A game using the RS-232C clock for delay loops is frankly no weirder than some old IBM PC demoscene stuff I found that uses the PC speaker (muted of course) for the same purpose.
EDIT: It looks PIT 2 does not cycle on the PC-9821Lt2 laptop because the BIOS programs it through 77h and then never writes to 75h, which causes the timer not to cycle (giving me the false impression). Writing anything to 75h allows it to cycle.
According to http://hackipedia.org/browse.cgi/Computer/Platform/PC%2c%20NEC%20PC%2d98/Collections/Undocumented%209801%2c%209821%20Volume%202%20%28webtech.co.jp%29/io%5frs%2etxt
I observed that by default PIT Timer 2 does not cycle on real hardware (one particular PC-9821 laptop).
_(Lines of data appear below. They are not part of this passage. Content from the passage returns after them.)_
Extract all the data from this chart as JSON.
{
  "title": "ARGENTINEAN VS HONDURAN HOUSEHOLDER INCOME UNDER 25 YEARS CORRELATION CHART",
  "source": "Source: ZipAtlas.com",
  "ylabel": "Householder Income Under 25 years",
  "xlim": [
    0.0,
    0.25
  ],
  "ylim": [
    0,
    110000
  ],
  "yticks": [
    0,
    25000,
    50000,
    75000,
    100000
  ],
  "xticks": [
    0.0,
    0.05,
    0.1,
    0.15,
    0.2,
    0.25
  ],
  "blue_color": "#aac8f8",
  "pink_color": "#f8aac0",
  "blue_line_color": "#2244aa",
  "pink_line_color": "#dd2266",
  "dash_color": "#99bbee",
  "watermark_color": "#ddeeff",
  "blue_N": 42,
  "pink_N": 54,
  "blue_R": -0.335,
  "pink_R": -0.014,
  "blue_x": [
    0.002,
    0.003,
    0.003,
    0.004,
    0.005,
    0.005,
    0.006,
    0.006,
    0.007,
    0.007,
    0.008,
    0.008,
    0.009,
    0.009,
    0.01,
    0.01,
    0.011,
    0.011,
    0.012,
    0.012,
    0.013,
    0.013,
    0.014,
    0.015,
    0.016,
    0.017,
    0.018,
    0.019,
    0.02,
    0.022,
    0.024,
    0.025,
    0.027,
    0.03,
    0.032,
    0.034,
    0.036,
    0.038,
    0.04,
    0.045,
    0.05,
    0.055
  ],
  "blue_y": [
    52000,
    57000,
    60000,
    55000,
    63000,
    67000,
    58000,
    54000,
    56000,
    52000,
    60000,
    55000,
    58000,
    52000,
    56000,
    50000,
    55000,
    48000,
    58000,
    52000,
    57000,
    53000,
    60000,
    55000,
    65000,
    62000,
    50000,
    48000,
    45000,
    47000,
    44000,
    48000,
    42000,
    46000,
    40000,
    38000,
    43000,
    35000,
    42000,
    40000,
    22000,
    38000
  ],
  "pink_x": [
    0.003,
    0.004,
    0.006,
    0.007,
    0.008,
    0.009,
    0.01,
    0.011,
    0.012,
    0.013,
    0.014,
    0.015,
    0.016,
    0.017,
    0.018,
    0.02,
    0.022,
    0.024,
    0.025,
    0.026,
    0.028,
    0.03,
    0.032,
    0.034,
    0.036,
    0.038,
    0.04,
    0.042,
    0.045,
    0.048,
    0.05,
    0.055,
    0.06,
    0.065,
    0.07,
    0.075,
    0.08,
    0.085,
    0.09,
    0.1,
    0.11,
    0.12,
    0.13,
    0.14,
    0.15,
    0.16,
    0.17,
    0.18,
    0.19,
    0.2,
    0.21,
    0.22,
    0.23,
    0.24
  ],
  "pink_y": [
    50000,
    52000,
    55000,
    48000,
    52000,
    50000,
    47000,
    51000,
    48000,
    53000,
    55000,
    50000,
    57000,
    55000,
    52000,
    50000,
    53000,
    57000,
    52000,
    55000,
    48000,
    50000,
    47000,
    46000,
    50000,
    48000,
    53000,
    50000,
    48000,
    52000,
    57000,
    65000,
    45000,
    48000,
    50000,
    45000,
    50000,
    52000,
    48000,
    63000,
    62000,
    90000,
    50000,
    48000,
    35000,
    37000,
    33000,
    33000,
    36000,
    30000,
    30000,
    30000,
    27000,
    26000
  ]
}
However @yksoft1 found a PC-98 game "Photo Genic" that upon debugging, uses delay loops that assume PIT Timer 2 is cycling.
Just as DOSBox-X emulates the PC speaker clock gate enable (well, "inhibit bit" on PC-98) port 434h needs to be implemented as the RS-232C clock gate enable.
Until this is done, DOSBox-X will act as if PIT Timer 2 clock is enabled to get the game working.